一方で鉄也と友達になっても、鼻つまみ者扱いされるだけ。
どちらが支持されるかは瞭然である。
「別に俺はお前と争いたいわけじゃない……」
「仲良くなりたいのか?歓迎するぜ」
「いや……その……ただ問題を起こすなと言ってるだけだ」
「不良とは思えない発言だな」
からかうように鉄也が言うと、響は苦い顔をした。
ほかの者も調子の出ていない響に困惑している。
気に食わない野郎は上級生だろうと教師だろうと噛みついてきた過去の響を頭に思い浮かべたからだ。

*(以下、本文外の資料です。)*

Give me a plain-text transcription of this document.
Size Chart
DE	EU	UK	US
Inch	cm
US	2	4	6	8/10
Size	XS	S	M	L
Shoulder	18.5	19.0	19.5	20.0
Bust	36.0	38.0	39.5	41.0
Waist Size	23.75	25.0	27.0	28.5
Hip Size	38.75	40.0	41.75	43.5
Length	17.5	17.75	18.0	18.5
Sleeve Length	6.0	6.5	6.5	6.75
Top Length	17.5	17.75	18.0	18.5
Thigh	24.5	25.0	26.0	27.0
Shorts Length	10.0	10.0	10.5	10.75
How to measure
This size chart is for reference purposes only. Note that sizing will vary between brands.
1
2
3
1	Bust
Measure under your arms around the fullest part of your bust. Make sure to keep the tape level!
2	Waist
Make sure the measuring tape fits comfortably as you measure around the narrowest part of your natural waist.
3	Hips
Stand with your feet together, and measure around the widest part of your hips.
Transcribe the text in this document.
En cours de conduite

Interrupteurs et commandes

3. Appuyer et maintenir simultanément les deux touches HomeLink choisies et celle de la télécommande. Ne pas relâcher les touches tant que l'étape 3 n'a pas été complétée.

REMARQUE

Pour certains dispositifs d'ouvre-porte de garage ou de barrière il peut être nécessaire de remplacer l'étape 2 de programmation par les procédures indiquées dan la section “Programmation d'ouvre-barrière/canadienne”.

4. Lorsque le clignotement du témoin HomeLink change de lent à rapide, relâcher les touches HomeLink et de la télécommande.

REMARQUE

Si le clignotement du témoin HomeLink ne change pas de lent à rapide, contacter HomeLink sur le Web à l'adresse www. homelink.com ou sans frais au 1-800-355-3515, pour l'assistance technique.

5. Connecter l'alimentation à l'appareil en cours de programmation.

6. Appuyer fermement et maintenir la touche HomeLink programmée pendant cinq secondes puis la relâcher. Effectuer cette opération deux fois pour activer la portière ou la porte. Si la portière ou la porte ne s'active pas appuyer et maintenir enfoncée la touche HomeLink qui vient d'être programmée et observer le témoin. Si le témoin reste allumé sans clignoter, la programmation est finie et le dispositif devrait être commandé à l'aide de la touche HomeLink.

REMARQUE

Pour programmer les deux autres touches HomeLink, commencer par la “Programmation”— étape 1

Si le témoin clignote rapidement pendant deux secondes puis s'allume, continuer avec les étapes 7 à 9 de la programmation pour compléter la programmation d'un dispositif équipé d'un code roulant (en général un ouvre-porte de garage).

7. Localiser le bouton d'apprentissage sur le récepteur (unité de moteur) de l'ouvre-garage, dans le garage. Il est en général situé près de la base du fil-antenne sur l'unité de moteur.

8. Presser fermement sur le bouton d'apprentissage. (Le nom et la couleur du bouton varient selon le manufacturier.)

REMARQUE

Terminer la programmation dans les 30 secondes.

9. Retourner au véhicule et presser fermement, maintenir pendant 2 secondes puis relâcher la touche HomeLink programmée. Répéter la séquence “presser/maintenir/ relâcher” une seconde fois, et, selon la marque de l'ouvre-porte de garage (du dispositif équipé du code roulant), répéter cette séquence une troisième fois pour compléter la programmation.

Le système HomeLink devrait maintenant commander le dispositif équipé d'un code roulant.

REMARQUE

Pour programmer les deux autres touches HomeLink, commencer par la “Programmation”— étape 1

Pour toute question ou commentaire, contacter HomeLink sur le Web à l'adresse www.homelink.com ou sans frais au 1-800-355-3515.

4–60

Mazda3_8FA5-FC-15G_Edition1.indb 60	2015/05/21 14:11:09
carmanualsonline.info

その空気を察知した響は、ぎこちなく鉄也の胸を片手で押した。
「びびってるわけじゃねぇぞ、お前のためを思って言ってるんだ」
「頭が悪いもんでな、なんで俺のためになるのかわからねぇ」
「大勢でお前を袋叩きにしても面白くないって言ってんだ」
「じゃあお前1人で俺をぶちのめせばいいだろうが、それともそんな勇気はないか?」
唇を嫌らしく歪ませて、鉄也は言った。
まわりの者も顔を見合わせて、ひそひそと小声で話し始める。
戦いの前兆を感じ取ったからだ。
普段なら有無も言わさず殴りかかる響だったが、その拳は緩めている。
彼は鉄也を殴りたくなどなかったのだ。